Sulla premessa che la consulenza tecnica era, nella specie, l’unico mezzo idoneo a supportare la decisione sulla domanda risarcitoria, la ricorrente incidentale ritiene insufficiente e contraddittoria la motivazione, espressa dalla Corte d’appello, secondo cui la mancanza di prove sulle condizioni del fondo prima e dopo l’esercizio dell’usufrutto rendeva inutile ogni accertamento.

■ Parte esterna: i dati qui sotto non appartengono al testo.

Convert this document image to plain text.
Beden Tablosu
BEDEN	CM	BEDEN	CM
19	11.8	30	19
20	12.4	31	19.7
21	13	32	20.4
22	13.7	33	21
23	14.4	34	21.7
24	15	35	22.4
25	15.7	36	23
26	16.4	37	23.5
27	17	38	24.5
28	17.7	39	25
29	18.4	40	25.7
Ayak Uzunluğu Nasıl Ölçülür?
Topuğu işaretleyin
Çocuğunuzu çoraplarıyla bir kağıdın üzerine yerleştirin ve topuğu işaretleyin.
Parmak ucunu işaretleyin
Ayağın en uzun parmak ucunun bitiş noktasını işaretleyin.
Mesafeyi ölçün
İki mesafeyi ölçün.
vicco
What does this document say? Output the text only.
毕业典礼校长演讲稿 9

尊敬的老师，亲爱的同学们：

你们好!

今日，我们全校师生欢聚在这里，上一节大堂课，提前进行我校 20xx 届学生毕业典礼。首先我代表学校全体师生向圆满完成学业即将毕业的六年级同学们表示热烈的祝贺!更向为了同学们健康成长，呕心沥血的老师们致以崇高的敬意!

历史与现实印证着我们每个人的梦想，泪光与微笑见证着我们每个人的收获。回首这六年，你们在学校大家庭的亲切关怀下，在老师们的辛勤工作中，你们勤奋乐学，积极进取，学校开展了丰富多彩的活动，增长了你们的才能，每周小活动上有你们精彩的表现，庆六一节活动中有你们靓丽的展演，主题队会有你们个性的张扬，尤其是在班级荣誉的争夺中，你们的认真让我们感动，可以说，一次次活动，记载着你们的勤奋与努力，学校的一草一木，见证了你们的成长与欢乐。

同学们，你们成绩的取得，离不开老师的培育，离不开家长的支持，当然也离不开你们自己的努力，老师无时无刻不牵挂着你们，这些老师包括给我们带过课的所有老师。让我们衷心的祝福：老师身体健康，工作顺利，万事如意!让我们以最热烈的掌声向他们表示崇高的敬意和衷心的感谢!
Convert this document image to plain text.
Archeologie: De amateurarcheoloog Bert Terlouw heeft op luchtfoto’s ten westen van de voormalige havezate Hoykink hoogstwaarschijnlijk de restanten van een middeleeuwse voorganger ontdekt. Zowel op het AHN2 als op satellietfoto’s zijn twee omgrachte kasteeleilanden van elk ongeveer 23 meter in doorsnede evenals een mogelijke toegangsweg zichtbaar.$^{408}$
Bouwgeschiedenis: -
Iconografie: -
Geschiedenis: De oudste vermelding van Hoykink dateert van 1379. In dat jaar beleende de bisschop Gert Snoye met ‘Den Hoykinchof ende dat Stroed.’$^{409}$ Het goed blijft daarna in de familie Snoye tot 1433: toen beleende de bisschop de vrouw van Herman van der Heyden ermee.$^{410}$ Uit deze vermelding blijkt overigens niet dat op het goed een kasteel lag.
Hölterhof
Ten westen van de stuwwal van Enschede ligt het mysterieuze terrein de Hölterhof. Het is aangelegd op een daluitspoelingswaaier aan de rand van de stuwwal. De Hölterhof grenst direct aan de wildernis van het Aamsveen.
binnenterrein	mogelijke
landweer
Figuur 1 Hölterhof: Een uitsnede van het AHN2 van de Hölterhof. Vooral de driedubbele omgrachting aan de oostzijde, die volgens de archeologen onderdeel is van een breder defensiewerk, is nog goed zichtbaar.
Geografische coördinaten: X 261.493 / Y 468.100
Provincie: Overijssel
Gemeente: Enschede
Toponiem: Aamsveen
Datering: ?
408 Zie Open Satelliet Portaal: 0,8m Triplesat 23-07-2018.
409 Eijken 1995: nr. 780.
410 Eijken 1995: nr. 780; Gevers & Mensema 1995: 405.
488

La Corte d’appello aveva trascurato di considerare che la scienza agraria è in condizione di accertare, anche a distanza di tempo, lo stato dei terreni, al momento della riserva di usufrutto e alla data di estinzione dello stesso.
3.1. – La doglianza è infondata.
Prescindendo dal rilievo che il motivo è carente del momento di sintesi, va osservato che la Corte d’appello ha motivato adeguatamente sulla inutilità di disporre la consulenza tecnica d’ufficio ai fini della prova del danno da deterioramento del fondo, senza che fossero state provate le condizioni del fondo stesso al momento della costituzione e a quello dell’estinzione dell’usufrutto.
4. – Con il secondo motivo, la ricorrente incidentale deduce vizio di motivazione in riferimento alla statuizione sulla compensazione delle spese processuali, anche in violazione degli artt. 112 e 92 cod. proc. civ. e 2697 cod. civ..
Si contesta che la ritenuta reciproca soccombenza delle parti, con cui la Corte d’appello ha disposto, in riforma della sentenza di primo grado, la compensazione integrale delle spese di entrambi i gradi del giudizio, sarebbe argomento viziato da illogicità, nonché da omessa, contraddittoria e carente motivazione.
Secondo la ricorrente, infatti, il principio della soccombenza reciproca sarebbe stato inapplicabile se la Corte d’appello avesse disposto la CTU richiesta dalla stessa parte, e da ciò discenderebbe il denunciato vizio.
4.1. – La doglianza è all’evidenza infondata.
La Corte d’appello ha motivato adeguatamente l’applicazione delle regole in tema di regolamento delle spese processuali, che consentono la compensazione integrale a fronte della soccombenza reciproca.
6. – In applicazione del medesimo principio, sono compensate tra le parti le spese del presente giudizio.
P.Q.M.
La Corte, riuniti i ricorsi, li rigetta entrambi e dichiara compensate le spese del giudizio di cassazione.